Forecast for Freedom in the Middle East

Middle East Forum director Gregg Roman gave a wide-ranging talk on conflict in the Middle East at the Beth Tikvah Synagogue in Toronto on April 18. See video at right.

Excerpt

For most of human history, military victory was the great arbiter of intractable disputes. The American civil war came to an end at Appomattox Courthouse in 1865 when ... the Confederate army was surrounded, Sherman had marched through the south of the United States [and] had burned village after village going all the way to the sea. [After] over three-quarters of a million lives were lost over four years .... the war was over.

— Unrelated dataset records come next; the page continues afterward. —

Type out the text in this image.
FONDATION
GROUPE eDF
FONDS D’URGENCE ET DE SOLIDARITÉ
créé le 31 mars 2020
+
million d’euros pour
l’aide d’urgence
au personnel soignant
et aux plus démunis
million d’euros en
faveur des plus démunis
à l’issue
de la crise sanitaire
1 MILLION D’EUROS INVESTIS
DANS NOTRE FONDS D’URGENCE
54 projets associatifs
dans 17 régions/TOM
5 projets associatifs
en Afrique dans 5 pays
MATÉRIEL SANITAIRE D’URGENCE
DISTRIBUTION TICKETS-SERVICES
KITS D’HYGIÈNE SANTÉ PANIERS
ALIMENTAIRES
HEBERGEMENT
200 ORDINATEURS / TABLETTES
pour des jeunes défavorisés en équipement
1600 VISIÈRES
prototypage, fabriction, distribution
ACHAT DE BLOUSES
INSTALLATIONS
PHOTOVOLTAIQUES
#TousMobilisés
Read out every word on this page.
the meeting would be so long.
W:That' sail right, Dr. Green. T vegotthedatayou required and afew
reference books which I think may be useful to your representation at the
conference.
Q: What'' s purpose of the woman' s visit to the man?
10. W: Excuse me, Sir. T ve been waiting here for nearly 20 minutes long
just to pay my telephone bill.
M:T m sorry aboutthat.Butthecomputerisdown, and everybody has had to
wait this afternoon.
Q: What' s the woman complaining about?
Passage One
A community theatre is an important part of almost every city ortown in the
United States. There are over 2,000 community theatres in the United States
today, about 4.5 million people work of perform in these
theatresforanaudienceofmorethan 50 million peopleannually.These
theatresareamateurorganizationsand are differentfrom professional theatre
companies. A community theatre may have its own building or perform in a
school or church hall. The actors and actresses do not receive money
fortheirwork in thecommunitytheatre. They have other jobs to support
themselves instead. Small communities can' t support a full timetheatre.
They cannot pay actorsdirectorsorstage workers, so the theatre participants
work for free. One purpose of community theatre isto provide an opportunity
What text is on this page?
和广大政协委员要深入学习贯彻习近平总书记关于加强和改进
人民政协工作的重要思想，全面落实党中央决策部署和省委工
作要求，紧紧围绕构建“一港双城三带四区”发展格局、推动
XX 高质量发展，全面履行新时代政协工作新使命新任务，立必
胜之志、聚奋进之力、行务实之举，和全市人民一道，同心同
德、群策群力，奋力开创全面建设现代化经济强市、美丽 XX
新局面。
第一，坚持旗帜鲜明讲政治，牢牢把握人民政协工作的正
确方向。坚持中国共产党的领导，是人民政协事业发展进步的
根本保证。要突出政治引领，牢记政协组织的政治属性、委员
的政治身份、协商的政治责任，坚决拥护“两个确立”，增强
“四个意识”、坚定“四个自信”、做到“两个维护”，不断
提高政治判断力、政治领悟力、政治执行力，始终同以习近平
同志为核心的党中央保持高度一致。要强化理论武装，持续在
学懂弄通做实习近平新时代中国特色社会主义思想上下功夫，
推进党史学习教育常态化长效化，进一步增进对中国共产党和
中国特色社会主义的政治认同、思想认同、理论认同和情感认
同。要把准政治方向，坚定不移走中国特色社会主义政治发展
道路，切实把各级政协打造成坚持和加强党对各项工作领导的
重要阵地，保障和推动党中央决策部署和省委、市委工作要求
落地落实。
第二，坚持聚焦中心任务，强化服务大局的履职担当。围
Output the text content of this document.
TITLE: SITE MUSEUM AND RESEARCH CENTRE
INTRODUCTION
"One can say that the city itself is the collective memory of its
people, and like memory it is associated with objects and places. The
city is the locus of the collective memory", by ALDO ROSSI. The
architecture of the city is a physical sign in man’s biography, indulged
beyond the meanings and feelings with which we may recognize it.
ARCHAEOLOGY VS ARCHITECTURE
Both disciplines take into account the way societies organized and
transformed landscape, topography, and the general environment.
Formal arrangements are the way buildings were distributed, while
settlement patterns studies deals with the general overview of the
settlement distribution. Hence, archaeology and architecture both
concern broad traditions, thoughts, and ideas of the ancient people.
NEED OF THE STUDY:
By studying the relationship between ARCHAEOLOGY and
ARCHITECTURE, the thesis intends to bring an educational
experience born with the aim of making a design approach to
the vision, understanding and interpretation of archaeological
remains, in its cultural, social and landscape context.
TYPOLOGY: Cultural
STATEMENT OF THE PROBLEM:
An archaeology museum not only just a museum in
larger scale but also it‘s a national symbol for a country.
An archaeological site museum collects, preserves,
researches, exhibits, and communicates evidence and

There were longer any fights, no longer any organized uprising ... the other side’s military, and also its society, gave up its conflict, its will to use violence to achieve political ends.

In World War II, we saw the same thing when the Japanese and the Germans unconditionally surrendered to the allies ... it ended when two nuclear bombs went off, and a European capital that was known for its culture before the war was razed.

... Wars end when one side loses. They do not end ... by creating a “win-win” solution. Wars end with a win-lose solution.

That’s the framework I’d like you to think about when we’re talking about Syria, when we’re talking about Iraq, when we’re talking about Egypt, Israel, Lebanon. There will be no peaceful solution or end to the Syrian civil war until one side loses.